Watching The Weather Underground, a documentary from 2002 about the 1960’s radical group, there was a comment about a technique of group cohesion called the “gut check” where members would challenge each other to go past wider social boundaries.
Also, the commentary about the need to know rule echos the rule about not talking about fight club. In voice over, Brian Flanagan makes the comment that, “if you didn’t need to know it, you didn’t know it.” I can’t help but wonder how much influence there might have been in the story of Fight Club.
From the fifth communique, the Weather Underground hoped to build “a culture and society that can resist genocide. It is a culture of total resistance to mind controlling maniacs.” There seems to be a lot of honest and rational philosophy behind what seems to be be intensely irrational conclusions. I see echos of this philosophy in many of the apparently more rational current responses to pervasive persuasion, such as the work of dadaists like the Subgenius and the Cacaphony Society as well as more organized direct responses from groups like adBusters.
I also see a philosophical connection between an attempt to resist social engineering and the resistance to persuasion. The susceptibility to persuasion and social engineering is the key vulnerability in any attempt to break security systems. Th
But, the documentary begs the viewer to ask about the nature and ethic of a sense of moral righteousness. What is the place of radical action as an element in social change? As Mark Rudd, in interview states, “I think that part of the Weathermen phenomenon that was right, was our understanding what the position of the United States is in the world. It was this knowledge that we couldn’t handle. It was too big. We didn’t know what to do. In a way, I still don’t know what to do with this knowledge. I don’t know what needs to be done now. And, it’s still eating away at me, just as it did thirty years ago.”
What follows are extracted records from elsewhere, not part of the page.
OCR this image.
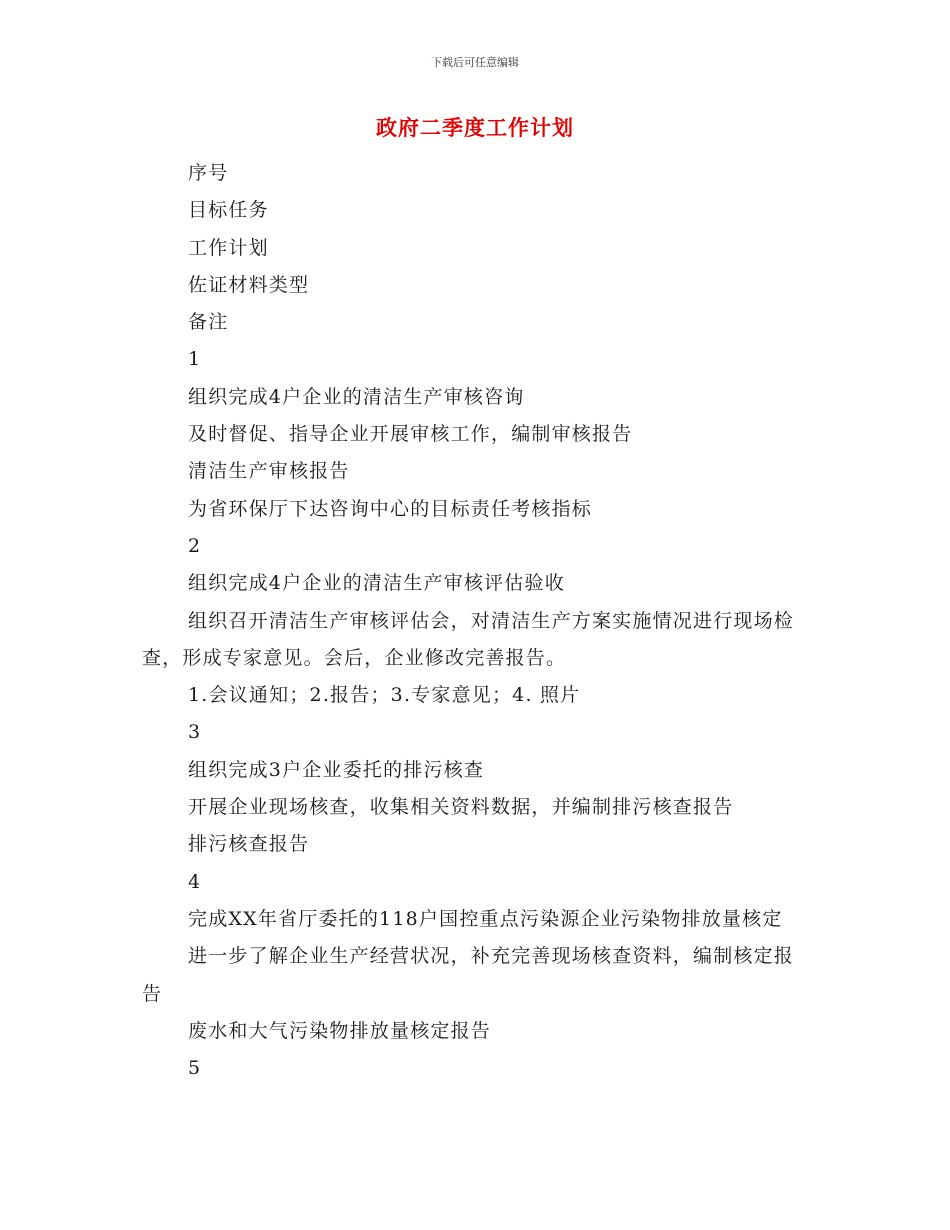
下载后可任意编辑
政府二季度工作计划

序号

目标任务

工作计划

佐证材料类型

备注

1

组织完成4户企业的清洁生产审核咨询

及时督促、指导企业开展审核工作，编制审核报告

清洁生产审核报告

为省环保厅下达咨询中心的目标责任考核指标

2

组织完成4户企业的清洁生产审核评估验收

组织召开清洁生产审核评估会，对清洁生产方案实施情况进行现场检查，形成专家意见。会后，企业修改完善报告。

1.会议通知；2.报告；3.专家意见；4. 照片

3

组织完成3户企业委托的排污核查

开展企业现场核查，收集相关资料数据，并编制排污核查报告

排污核查报告

4

完成XX年省厅委托的118户国控重点污染源企业污染物排放量核定

进一步了解企业生产经营状况，补充完善现场核查资料，编制核定报告

废水和大气污染物排放量核定报告

5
I think society as whole has this dilemma. What do we do with this knowledge? As a poster early in the movie declares: “Everyone participates whether they know it or not.”
This is the history of an important period of resistance that reflects on current events, especially in the voice commentary by Ayers and Dohrn, which I highly recommend. Among other thing, the commentary points out that the hippy culture was an edgy and humorous rejection the “three pillars of empire: militarization, materialism, and racism.” Without the war in Vietnam, the structure of resistance faded and the culture was co-opted or made absurd, or both.
From the audio commentary, self-righteousness is dangerous, but state-righteousness is more dangerous. As Ayers says, “It’s a power not to be trusted.”
Ayers: “It’s so hard for the film to end, because it’s not over.”